Ciddi Suçlamalar ve Uluslararası Yargı
UCM Savcısı Karim Khan, Netanyahu ve Gallant’a yönelik iddialarında:
- Gazze’de milyonlarca Filistinlinin gıda, su, ilaç ve elektrik gibi temel kaynaklardan mahrum bırakılmasını,
- Sivillere yönelik kasıtlı saldırılar ve çocukların açlıktan ölmesini,
- Gazze’deki insani koşulları bilinçli olarak kötüleştiren politikaları gündeme getirdi.
Bu suçlamalar, Filistinlilerin karşı karşıya kaldığı ağır insan hakları ihlallerini bir kez daha uluslararası arenanın merkezine taşıdı.

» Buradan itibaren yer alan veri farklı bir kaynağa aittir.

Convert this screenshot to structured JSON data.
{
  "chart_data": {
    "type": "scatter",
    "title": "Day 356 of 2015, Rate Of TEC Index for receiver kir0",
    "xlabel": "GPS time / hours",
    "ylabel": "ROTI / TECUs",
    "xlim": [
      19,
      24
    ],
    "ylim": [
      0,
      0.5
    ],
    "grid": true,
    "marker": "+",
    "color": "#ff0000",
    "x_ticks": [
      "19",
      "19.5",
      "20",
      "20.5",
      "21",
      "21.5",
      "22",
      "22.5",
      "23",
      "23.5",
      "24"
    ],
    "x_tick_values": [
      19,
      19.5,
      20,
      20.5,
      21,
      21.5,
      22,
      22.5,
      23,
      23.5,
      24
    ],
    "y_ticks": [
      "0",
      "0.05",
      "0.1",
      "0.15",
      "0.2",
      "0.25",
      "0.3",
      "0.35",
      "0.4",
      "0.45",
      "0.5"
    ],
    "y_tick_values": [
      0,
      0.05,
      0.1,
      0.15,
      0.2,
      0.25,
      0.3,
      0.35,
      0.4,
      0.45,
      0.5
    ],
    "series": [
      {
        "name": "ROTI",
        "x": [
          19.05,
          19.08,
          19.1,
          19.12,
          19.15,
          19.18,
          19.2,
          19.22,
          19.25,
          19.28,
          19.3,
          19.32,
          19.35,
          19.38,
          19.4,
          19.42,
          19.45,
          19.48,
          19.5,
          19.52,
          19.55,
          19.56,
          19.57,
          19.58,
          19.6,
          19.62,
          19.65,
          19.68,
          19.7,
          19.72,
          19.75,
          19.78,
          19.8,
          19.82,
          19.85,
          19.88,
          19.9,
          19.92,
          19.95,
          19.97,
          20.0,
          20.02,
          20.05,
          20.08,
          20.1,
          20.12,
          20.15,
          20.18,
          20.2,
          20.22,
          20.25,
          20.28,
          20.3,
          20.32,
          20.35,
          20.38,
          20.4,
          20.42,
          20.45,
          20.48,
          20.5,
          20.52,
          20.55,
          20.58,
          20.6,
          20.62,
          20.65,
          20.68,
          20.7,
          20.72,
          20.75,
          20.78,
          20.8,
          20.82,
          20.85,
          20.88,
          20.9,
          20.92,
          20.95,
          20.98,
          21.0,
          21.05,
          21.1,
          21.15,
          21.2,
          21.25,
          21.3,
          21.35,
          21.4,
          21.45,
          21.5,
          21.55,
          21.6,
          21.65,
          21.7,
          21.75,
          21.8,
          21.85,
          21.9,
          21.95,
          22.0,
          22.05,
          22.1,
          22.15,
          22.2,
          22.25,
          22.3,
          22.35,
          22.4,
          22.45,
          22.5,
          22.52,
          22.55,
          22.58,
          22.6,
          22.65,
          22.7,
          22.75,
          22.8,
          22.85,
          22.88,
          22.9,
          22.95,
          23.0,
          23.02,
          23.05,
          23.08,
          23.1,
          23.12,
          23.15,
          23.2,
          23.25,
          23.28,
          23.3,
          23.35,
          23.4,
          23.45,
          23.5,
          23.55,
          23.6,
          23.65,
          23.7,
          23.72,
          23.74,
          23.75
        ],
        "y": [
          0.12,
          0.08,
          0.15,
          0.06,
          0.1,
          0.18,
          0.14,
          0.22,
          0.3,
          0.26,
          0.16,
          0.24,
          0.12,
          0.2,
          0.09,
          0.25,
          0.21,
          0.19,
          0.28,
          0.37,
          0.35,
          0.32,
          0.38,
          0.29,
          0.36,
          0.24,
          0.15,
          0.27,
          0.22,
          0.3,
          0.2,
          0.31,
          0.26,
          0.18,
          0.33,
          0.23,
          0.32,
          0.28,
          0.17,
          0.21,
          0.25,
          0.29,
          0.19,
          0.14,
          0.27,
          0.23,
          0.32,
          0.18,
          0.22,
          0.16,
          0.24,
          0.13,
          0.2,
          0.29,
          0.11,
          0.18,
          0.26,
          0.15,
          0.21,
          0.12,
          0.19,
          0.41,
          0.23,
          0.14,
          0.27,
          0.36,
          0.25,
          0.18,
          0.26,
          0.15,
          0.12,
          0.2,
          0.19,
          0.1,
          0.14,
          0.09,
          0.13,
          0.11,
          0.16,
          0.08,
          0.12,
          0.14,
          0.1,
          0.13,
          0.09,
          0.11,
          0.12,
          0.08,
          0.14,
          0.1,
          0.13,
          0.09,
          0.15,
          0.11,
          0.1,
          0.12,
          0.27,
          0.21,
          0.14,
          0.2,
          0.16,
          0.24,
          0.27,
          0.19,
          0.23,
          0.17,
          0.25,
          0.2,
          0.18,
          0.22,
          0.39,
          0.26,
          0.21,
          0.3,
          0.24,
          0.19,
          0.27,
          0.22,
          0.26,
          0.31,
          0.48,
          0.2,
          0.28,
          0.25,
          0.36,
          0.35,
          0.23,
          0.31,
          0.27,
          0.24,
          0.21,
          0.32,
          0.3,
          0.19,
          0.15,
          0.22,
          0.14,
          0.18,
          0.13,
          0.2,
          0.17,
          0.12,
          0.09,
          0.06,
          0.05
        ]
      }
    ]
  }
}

İsrail’in Tepkisi ve İçsel Hesap Verebilirlik Eksikliği
Tutuklama emirleri, İsrail’deki iç hukuk sistemlerinde hesap verebilirlik eksikliği tartışmalarını derinleştiriyor. Hükümetlerin, iddiaları soruşturmak yerine UCM’yi eleştiren bir tutum sergilemesi, hukuki reformların önünü kapatıyor. Netanyahu ise UCM’yi antisemitizmle suçlayarak kendisini modern bir “Dreyfus Davası” kurbanı olarak göstermeye çalışıyor. Bu söylem, İsrail’de güçlü bir kamuoyu desteği bulsa da, uluslararası alanda pek karşılık bulmuyor.

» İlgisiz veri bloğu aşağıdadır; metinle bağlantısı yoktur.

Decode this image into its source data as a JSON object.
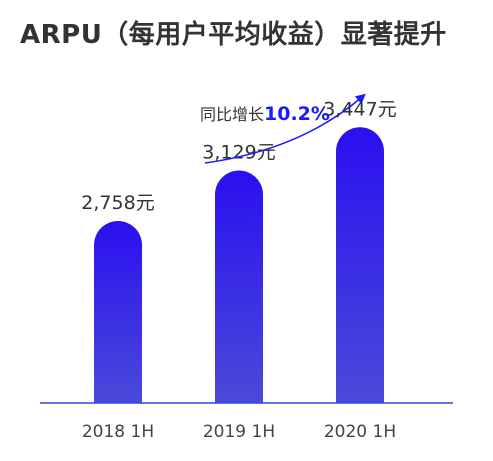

Gazze Politikalarının Etik Çelişkileri
Netanyahu ve Gallant’ın savunduğu askeri stratejiler, Gazze’nin sivil nüfusunu hedef alan kitlesel saldırılar nedeniyle eleştiriliyor. İsrail hükümeti bu eylemleri ulusal güvenliğin bir gereği olarak sunsa da, uluslararası toplum ve gözlemciler bunu insanlık suçları kapsamında değerlendiriyor. Gazze’deki insani krizin derinleşmesi, İsrail’in demokratik değerlerle uyumsuz politikaları olarak görülüyor.

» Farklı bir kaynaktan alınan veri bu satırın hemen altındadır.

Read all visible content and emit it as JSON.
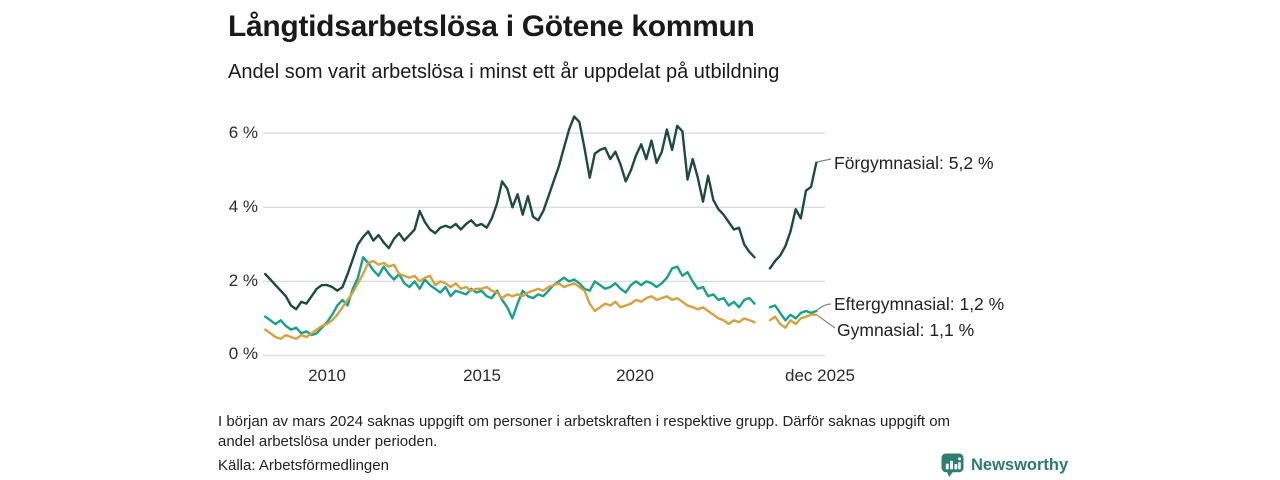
{
  "page": {
    "title": "Långtidsarbetslösa i Götene kommun",
    "subtitle": "Andel som varit arbetslösa i minst ett år uppdelat på utbildning",
    "footnote_line1": "I början av mars 2024 saknas uppgift om personer i arbetskraften i respektive grupp. Därför saknas uppgift om",
    "footnote_line2": "andel arbetslösa under perioden.",
    "source": "Källa: Arbetsförmedlingen",
    "brand_name": "Newsworthy",
    "brand_icon": "bar-chart-bubble-icon"
  },
  "colors": {
    "forgymnasial": "#1d4b3e",
    "eftergymnasial": "#18a08c",
    "gymnasial": "#d5a23e",
    "gridline": "#dcdcdc",
    "text": "#1a1a1a",
    "brand_teal": "#2a7c6d",
    "background": "#ffffff"
  },
  "chart_data": {
    "type": "line",
    "title": "Långtidsarbetslösa i Götene kommun",
    "subtitle": "Andel som varit arbetslösa i minst ett år uppdelat på utbildning",
    "xlabel": "",
    "ylabel": "",
    "unit": "%",
    "xlim": [
      2008,
      2026
    ],
    "ylim": [
      0,
      6.6
    ],
    "grid": "horizontal",
    "legend_position": "right-end-labels",
    "data_gap_period": "early 2024 (mars 2024)",
    "x_start": 2008.0,
    "x_step_years": 0.16667,
    "x_axis": {
      "ticks": [
        {
          "label": "2010",
          "value": 2010
        },
        {
          "label": "2015",
          "value": 2015
        },
        {
          "label": "2020",
          "value": 2020
        },
        {
          "label": "dec 2025",
          "value": 2025.917
        }
      ]
    },
    "y_axis": {
      "ticks": [
        {
          "label": "0 %",
          "value": 0
        },
        {
          "label": "2 %",
          "value": 2
        },
        {
          "label": "4 %",
          "value": 4
        },
        {
          "label": "6 %",
          "value": 6
        }
      ]
    },
    "series": [
      {
        "id": "forgymnasial",
        "name": "Förgymnasial",
        "end_label": "Förgymnasial: 5,2 %",
        "end_value": 5.2,
        "color": "#1d4b3e",
        "values": [
          2.2,
          2.05,
          1.9,
          1.75,
          1.6,
          1.35,
          1.25,
          1.45,
          1.4,
          1.6,
          1.8,
          1.9,
          1.9,
          1.85,
          1.75,
          1.85,
          2.2,
          2.6,
          3.0,
          3.2,
          3.35,
          3.1,
          3.25,
          3.05,
          2.9,
          3.15,
          3.3,
          3.1,
          3.25,
          3.4,
          3.9,
          3.6,
          3.4,
          3.3,
          3.45,
          3.5,
          3.45,
          3.55,
          3.4,
          3.55,
          3.65,
          3.5,
          3.55,
          3.45,
          3.7,
          4.1,
          4.7,
          4.5,
          4.0,
          4.35,
          3.8,
          4.3,
          3.75,
          3.65,
          3.9,
          4.3,
          4.7,
          5.1,
          5.6,
          6.1,
          6.45,
          6.3,
          5.6,
          4.8,
          5.45,
          5.55,
          5.6,
          5.3,
          5.5,
          5.15,
          4.7,
          5.0,
          5.4,
          5.7,
          5.3,
          5.8,
          5.2,
          5.5,
          6.1,
          5.55,
          6.2,
          6.05,
          4.75,
          5.3,
          4.8,
          4.15,
          4.85,
          4.2,
          3.95,
          3.8,
          3.6,
          3.4,
          3.45,
          3.0,
          2.8,
          2.65,
          null,
          null,
          2.35,
          2.55,
          2.7,
          2.95,
          3.35,
          3.95,
          3.7,
          4.45,
          4.55,
          5.2
        ]
      },
      {
        "id": "eftergymnasial",
        "name": "Eftergymnasial",
        "end_label": "Eftergymnasial: 1,2 %",
        "end_value": 1.2,
        "color": "#18a08c",
        "values": [
          1.05,
          0.95,
          0.85,
          0.95,
          0.8,
          0.7,
          0.75,
          0.6,
          0.65,
          0.55,
          0.6,
          0.75,
          0.9,
          1.1,
          1.35,
          1.5,
          1.35,
          1.8,
          2.1,
          2.65,
          2.5,
          2.3,
          2.15,
          2.4,
          2.2,
          2.05,
          2.2,
          1.95,
          1.85,
          2.0,
          1.8,
          2.05,
          1.9,
          1.8,
          1.7,
          1.85,
          1.6,
          1.75,
          1.7,
          1.65,
          1.8,
          1.7,
          1.75,
          1.6,
          1.55,
          1.75,
          1.5,
          1.3,
          1.0,
          1.4,
          1.75,
          1.6,
          1.55,
          1.65,
          1.6,
          1.75,
          1.9,
          2.0,
          2.1,
          2.0,
          2.05,
          1.95,
          1.8,
          1.75,
          2.0,
          1.9,
          1.8,
          1.85,
          1.95,
          1.8,
          1.7,
          1.9,
          2.0,
          1.9,
          2.0,
          1.95,
          1.85,
          1.95,
          2.1,
          2.35,
          2.4,
          2.15,
          2.25,
          2.0,
          1.8,
          1.85,
          1.6,
          1.65,
          1.5,
          1.55,
          1.35,
          1.45,
          1.3,
          1.5,
          1.55,
          1.4,
          null,
          null,
          1.3,
          1.35,
          1.15,
          0.95,
          1.1,
          1.0,
          1.15,
          1.2,
          1.15,
          1.2
        ]
      },
      {
        "id": "gymnasial",
        "name": "Gymnasial",
        "end_label": "Gymnasial: 1,1 %",
        "end_value": 1.1,
        "color": "#d5a23e",
        "values": [
          0.7,
          0.6,
          0.5,
          0.45,
          0.55,
          0.5,
          0.45,
          0.55,
          0.5,
          0.6,
          0.7,
          0.8,
          0.85,
          0.95,
          1.1,
          1.3,
          1.5,
          1.7,
          1.95,
          2.2,
          2.5,
          2.55,
          2.45,
          2.5,
          2.4,
          2.45,
          2.2,
          2.15,
          2.1,
          2.15,
          2.0,
          2.1,
          2.15,
          1.9,
          2.0,
          1.95,
          1.85,
          1.95,
          1.8,
          1.85,
          1.75,
          1.8,
          1.8,
          1.85,
          1.75,
          1.7,
          1.55,
          1.65,
          1.6,
          1.65,
          1.6,
          1.7,
          1.75,
          1.8,
          1.75,
          1.85,
          1.9,
          1.95,
          1.85,
          1.9,
          1.95,
          1.85,
          1.75,
          1.4,
          1.2,
          1.3,
          1.4,
          1.35,
          1.45,
          1.3,
          1.35,
          1.4,
          1.5,
          1.45,
          1.55,
          1.6,
          1.5,
          1.55,
          1.6,
          1.5,
          1.55,
          1.45,
          1.35,
          1.3,
          1.25,
          1.3,
          1.2,
          1.1,
          1.0,
          0.95,
          0.85,
          0.95,
          0.9,
          1.0,
          0.95,
          0.9,
          null,
          null,
          0.95,
          1.05,
          0.85,
          0.75,
          0.95,
          0.85,
          1.0,
          1.05,
          1.1,
          1.1
        ]
      }
    ]
  }
}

Küresel Yalnızlık ve Diplomatik Sonuçlar
Tutuklama emirleri, özellikle Fransa ve İrlanda gibi ülkelerde İsrail liderlerinin hareketlerini sınırlayabilir. Bu durum, İsrail’in küresel izolasyonunu derinleştirerek uluslararası ilişkilerini daha karmaşık bir hale getirebilir. Netanyahu, bu izolasyonu kırmak için Trump’ın desteğine bel bağlasa da, bu durum İsrail’in diplomatik güvenilirliğini daha da zayıflatabilir.
UCM Kararlarının Önemi
UCM’nin aldığı bu kararlar, yalnızca liderlerin eylemlerine değil, İsrail’in Filistin’e yönelik politikalarının uluslararası hukuk çerçevesinde yeniden değerlendirilmesine neden olacak. Bu gelişme, İsrail’in ahlaki bir hesaplaşma yaşaması gerektiğini gösterirken, aynı zamanda uluslararası toplumun İsrail’in politikalarını daha yakından izleyeceğini ortaya koyuyor.